4 mins read
16
.
12
.
2020

Does your CRM hold the secret to underwriting profitability?

By Emma McGovern, Customer Success Manager, Cytora

Profitable growth could lie untapped in your CRM, according to Cytora’s Emma McGovern

Customer Relationship Management systems (CRM) are commonplace in insurance.

They were introduced to improve the ability to target and convert business, and to support brokers in effective outreach to customers. As a result, CRMs have become particularly important in the competitive SME commercial space, where new entrants to the market and new distribution channels are squeezing insurers today.

MGAs, for example, are putting great pressure on the incumbents. The MGA market has doubled since 2012, and 79 percent of insurers expected MGA capacity to hold steady or grow in 2020.

The opportunity for CRMs to help insurers compete in this crowded market is often eclipsed by the technology’s reputation.

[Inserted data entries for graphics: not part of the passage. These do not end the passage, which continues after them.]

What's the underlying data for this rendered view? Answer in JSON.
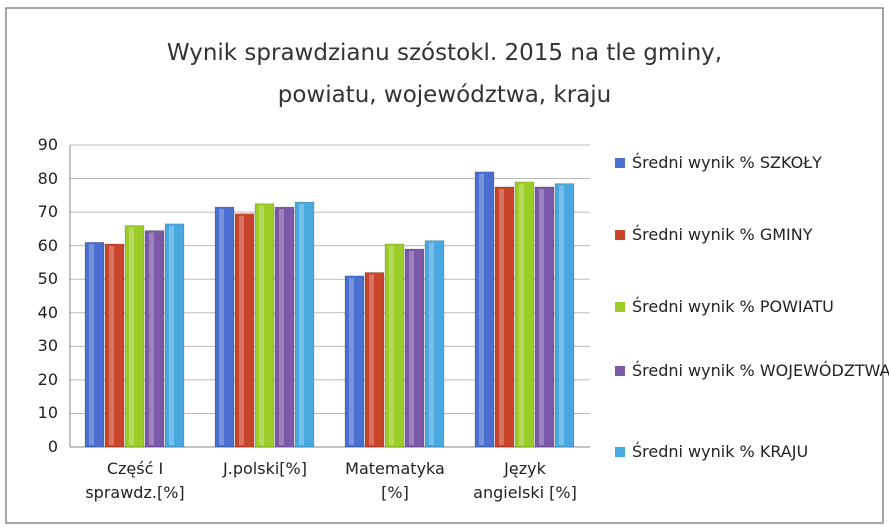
{
  "chart_data": {
    "type": "bar",
    "title": "Wynik sprawdzianu szóstokl. 2015 na tle gminy,\npowiatu, województwa, kraju",
    "categories": [
      "Część I\nsprawdz.[%]",
      "J.polski[%]",
      "Matematyka\n[%]",
      "Język\nangielski [%]"
    ],
    "series": [
      {
        "name": "Średni wynik % SZKOŁY",
        "color": "#4a6fd0",
        "values": [
          61,
          71.5,
          51,
          82
        ]
      },
      {
        "name": "Średni wynik % GMINY",
        "color": "#c8452c",
        "values": [
          60.5,
          69.5,
          52,
          77.5
        ]
      },
      {
        "name": "Średni wynik % POWIATU",
        "color": "#9ccc28",
        "values": [
          66,
          72.5,
          60.5,
          79
        ]
      },
      {
        "name": "Średni wynik % WOJEWÓDZTWA",
        "color": "#7a5aa8",
        "values": [
          64.5,
          71.5,
          59,
          77.5
        ]
      },
      {
        "name": "Średni wynik % KRAJU",
        "color": "#4aa8e0",
        "values": [
          66.5,
          73,
          61.5,
          78.5
        ]
      }
    ],
    "ylim": [
      0,
      90
    ],
    "yticks": [
      0,
      10,
      20,
      30,
      40,
      50,
      60,
      70,
      80,
      90
    ],
    "grid": true,
    "legend": "right"
  }
}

It’s often deemed too sales orientated and not fit for purpose in the nuance of commercial insurance. These systems often struggle to flex from micro-SME right up to large specialty risks that make up the commercial insurance market. In addition, certain underwriters don’t like to be bucketed as ‘sales’, or performance-managed in the way that CRM allows.

Finding a place for CRMs in insurance

So do these concerns leave CRMs redundant within commercial insurance? Or can you unlock more value from your existing systems?

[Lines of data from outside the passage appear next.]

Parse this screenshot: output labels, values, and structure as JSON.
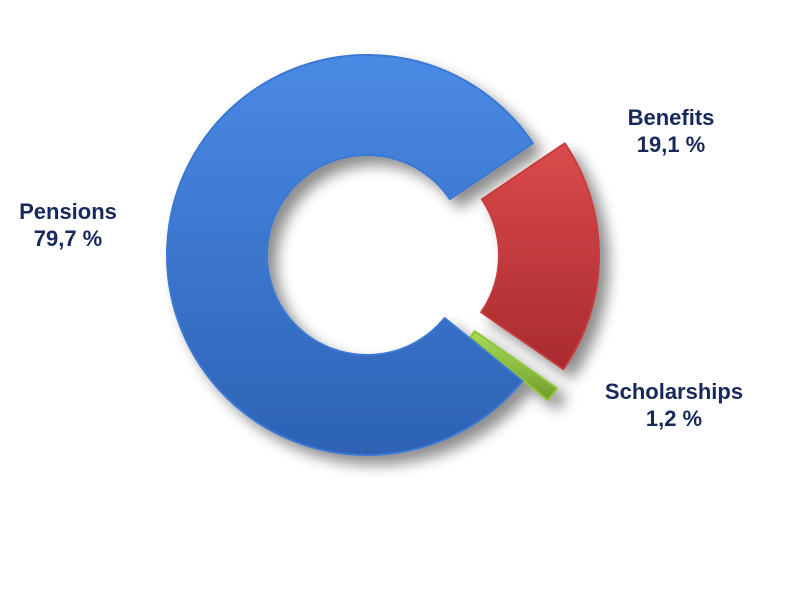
{
  "chart_data": {
    "type": "pie",
    "style": "donut, exploded segments",
    "title": "",
    "legend": "none (direct labels)",
    "slices": [
      {
        "label": "Pensions",
        "value": 79.7,
        "value_text": "79,7 %",
        "color": "#3a78d4"
      },
      {
        "label": "Benefits",
        "value": 19.1,
        "value_text": "19,1 %",
        "color": "#c73a3c"
      },
      {
        "label": "Scholarships",
        "value": 1.2,
        "value_text": "1,2 %",
        "color": "#8fc43a"
      }
    ]
  }
}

Market competition requires insurers to change their strategies for prospecting, and management teams often believe a CRM can help with the necessary structure, reporting and discipline of ‘new age’ business development. More than 75% of primary insurers in the UK use a CRM system, and they are often heavily embedded into their IT architecture and workflows.

Functioning effectively, CRMs encourage fast decision making, speedy communication with the broker and aid targeting the most relevant business. At worst, CRMs facilitate a checkbox activity in a burdensome, micro-managed workflow.

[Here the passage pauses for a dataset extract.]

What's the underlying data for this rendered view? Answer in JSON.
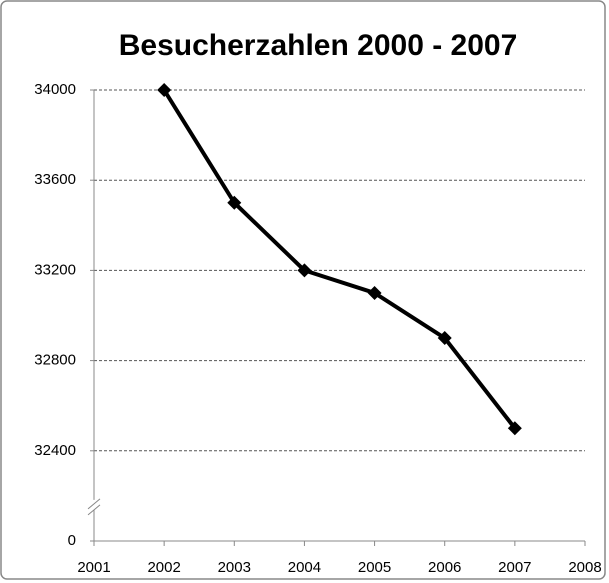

Used even in the lightest sense, most insurers log basic risk information about a business coming in the door, such as a company name, risk address or renewal date.

Today the opportunity lies in getting buy-in from underwriters, by maximising the use of this data while reducing manual data collection for a risk.

Maximising CRM data

CRMs are regularly the main system of record, and the first entry point for submission data entering the tech stack. When data enters the system, the underwriting process begins. But crucially, so do the challenges that come with it. Linking internal and external data points remains a challenge, and re-keying information from one system to another becomes a tremendous bottleneck on productivity.

Integrating CRMs with external data sources and machine learning solutions has the potential to eliminate many of the inefficiencies of the underwriting process. Low value add activities such as data collection and submission filtering for appetite can be undertaken programmatically when an opportunity is entered into the underwriting systems.

Putting the “relationship management” back into CRM can nurture vital relationships with brokers, strained in recent years by a softer market. The chances of converting a lead actually reduce up to 3000 times within the first five hours of an initial inquiry. So a fast “No” to a broker, enabled by this submission filtering process, can be as valuable as a quote.

With underwriters focusing on higher value opportunities rather than low return tasks, management can use the granular business information benefits of CRMs to provide support at case level. This gives the confidence that the pipeline has been optimised.

And with rate increases at their most significant since 2001-2004, 2021 is a fantastic opportunity to review current processes.

Locating untapped business

Opportunity doesn’t just lie with new business coming through the door. Instead, as insurers settle into a hardening market, opportunities for profitable growth could lie untapped within their own CRMs.

Business previously declined may now have the potential to be revisited under new appetite boundaries and rate improvements.  Insurers, whether actively using CRMs as integral units within the workflow, or as systems of record in a simple way, can benefit from using these systems as “opportunity pots”.

Entries already augmented with third party data and filtered for appetite within the system allows this review to be undertaken quickly and easily. Accessing an additional 5-10% of opportunities with the same amount of resource can make all the difference.

Whether tapping into existing opportunities, or catching inbound risks from live submissions, the CRM can act as the filtering unit within the underwriting machine. This arguably becomes easier as the market hardens, when insurers tend to become less flexible and nuanced in their underwriting.

By capturing even just the most basic risk information, and combining this with external data and machine learning, the process of qualifying these opportunities can be largely automated and optimised against today’s appetite

The outcome? Processing and prioritising higher value opportunities from both incoming and historical submissions, while flagging opportunities that are out of appetite, or deemed lower value based on underwriting strategy.

So, CRMs could be the gateway to profitable growth. Will you rejuvenate or retire your systems in 2021?